BA: We’re looking more for ones that don’t have that knock-out punch risk that, ou know, Congress votes one way and you’re out of a business model. You want to find something that regardless of how government decies, healthcare providers an patients—everyone wants this to work.

An example from our portfolio would be a company called AwarePoint that does real-time asset tracking within a hospital. You put these tags on all you’re equipment and it tells you where it is.
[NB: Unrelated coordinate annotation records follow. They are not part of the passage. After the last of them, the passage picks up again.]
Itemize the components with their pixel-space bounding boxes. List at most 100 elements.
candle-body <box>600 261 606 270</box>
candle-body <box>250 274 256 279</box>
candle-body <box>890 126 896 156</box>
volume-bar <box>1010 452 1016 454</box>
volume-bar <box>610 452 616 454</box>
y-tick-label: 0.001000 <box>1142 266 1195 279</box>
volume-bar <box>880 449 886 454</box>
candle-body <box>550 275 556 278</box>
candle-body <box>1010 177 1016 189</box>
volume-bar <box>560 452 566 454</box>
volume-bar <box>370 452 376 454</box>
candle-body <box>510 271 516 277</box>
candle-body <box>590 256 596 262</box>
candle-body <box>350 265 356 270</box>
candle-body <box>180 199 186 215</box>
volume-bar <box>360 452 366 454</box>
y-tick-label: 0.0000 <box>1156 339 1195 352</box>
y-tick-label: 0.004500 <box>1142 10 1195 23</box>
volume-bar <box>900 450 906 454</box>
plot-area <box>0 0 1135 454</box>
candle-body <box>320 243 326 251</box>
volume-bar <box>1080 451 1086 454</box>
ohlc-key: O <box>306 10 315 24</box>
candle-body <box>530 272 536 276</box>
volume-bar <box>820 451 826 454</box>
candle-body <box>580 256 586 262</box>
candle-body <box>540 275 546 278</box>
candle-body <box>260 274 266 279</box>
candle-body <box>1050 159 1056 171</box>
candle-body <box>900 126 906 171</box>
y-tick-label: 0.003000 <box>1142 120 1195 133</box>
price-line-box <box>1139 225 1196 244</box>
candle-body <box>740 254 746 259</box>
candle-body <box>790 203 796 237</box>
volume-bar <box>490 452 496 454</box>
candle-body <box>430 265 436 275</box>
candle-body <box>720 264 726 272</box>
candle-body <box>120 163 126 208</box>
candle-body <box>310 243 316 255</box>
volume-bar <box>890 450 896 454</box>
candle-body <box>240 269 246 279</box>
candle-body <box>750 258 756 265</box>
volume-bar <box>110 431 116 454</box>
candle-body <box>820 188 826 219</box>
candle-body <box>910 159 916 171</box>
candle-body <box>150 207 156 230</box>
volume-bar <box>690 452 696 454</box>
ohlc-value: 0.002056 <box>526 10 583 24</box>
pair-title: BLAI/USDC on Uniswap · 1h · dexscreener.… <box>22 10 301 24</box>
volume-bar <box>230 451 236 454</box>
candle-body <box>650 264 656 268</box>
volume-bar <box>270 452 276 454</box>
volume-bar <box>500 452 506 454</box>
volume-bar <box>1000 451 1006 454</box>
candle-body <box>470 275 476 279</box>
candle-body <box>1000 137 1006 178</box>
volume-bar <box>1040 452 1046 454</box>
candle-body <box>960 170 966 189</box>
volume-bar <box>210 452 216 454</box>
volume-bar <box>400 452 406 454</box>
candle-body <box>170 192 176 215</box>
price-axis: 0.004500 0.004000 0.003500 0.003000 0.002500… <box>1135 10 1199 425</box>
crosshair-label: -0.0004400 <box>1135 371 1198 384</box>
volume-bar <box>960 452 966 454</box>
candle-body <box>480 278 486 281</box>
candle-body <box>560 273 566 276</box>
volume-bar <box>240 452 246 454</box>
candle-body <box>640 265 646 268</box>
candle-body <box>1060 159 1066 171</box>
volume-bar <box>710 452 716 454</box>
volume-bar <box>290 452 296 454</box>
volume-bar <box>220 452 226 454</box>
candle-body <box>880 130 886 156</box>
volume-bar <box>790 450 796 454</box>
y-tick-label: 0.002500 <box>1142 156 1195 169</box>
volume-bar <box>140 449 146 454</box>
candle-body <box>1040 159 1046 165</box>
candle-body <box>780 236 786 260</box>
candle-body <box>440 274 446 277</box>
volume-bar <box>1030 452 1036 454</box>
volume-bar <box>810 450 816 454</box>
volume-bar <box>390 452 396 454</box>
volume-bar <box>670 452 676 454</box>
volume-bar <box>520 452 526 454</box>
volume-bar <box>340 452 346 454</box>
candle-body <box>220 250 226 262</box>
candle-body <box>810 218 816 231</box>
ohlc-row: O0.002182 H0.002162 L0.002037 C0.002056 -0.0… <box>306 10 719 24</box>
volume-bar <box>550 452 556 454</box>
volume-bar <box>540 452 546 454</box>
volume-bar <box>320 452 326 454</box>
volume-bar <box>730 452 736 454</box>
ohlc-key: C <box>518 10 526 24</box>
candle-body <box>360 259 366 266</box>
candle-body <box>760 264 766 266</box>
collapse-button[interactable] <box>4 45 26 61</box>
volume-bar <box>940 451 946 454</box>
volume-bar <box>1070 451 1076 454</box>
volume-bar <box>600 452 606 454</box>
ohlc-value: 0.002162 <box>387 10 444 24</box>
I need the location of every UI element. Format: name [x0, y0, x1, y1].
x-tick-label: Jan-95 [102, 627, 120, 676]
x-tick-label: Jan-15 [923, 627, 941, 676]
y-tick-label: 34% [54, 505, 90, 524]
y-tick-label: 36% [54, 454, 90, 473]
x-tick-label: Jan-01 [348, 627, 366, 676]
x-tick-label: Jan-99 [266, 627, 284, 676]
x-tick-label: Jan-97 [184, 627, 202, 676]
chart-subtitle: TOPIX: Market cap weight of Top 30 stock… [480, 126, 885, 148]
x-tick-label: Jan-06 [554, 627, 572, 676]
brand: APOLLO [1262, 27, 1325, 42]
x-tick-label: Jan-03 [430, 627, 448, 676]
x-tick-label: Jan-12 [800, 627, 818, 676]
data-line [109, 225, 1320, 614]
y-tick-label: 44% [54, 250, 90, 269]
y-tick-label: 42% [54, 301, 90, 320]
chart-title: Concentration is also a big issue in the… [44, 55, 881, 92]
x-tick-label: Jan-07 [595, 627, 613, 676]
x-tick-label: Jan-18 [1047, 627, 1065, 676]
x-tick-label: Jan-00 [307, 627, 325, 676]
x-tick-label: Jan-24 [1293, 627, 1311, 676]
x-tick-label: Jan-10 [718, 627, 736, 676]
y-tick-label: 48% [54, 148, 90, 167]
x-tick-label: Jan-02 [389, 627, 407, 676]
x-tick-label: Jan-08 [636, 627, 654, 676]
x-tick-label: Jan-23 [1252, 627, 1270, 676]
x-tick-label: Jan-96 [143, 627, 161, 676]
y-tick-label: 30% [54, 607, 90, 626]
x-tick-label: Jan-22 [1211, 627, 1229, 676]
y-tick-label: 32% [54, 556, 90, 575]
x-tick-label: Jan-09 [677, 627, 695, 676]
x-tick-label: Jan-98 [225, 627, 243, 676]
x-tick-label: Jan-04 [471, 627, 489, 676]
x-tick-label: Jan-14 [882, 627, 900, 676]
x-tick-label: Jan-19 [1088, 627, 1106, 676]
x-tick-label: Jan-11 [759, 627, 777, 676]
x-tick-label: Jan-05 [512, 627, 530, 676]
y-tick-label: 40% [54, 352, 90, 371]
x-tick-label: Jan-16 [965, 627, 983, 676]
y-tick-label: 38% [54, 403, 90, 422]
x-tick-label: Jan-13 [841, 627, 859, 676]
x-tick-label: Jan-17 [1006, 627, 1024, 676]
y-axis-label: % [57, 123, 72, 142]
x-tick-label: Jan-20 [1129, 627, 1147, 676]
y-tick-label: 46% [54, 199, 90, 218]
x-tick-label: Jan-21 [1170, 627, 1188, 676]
There’s tremendous ROI to the hospitals of being able to reduce their inventory levels, find stuff more quickly, spend less money on rentals, have better preventative maintenance, better ability to recall a piece of equipment in the case of an infection found, etc., and all this is completely independent of what stimulus dollars are out there because it just works, it has bottom-line ROI.

MB: Do you have any opinion on government healthcare policy?

BA: I do think that we have to get price transparency in the equation and start paying for things that have proven clinical outcomes—so evidence-based methods—and create financial incentives for the consumers to make better long-term choices for themselves with regards to wellness, and not just fixing the problems after the fact, so around weight loss and smoking, these sorts of things. It has to be kind of a wholistic approach, not just taking the problems from the emergency room forward.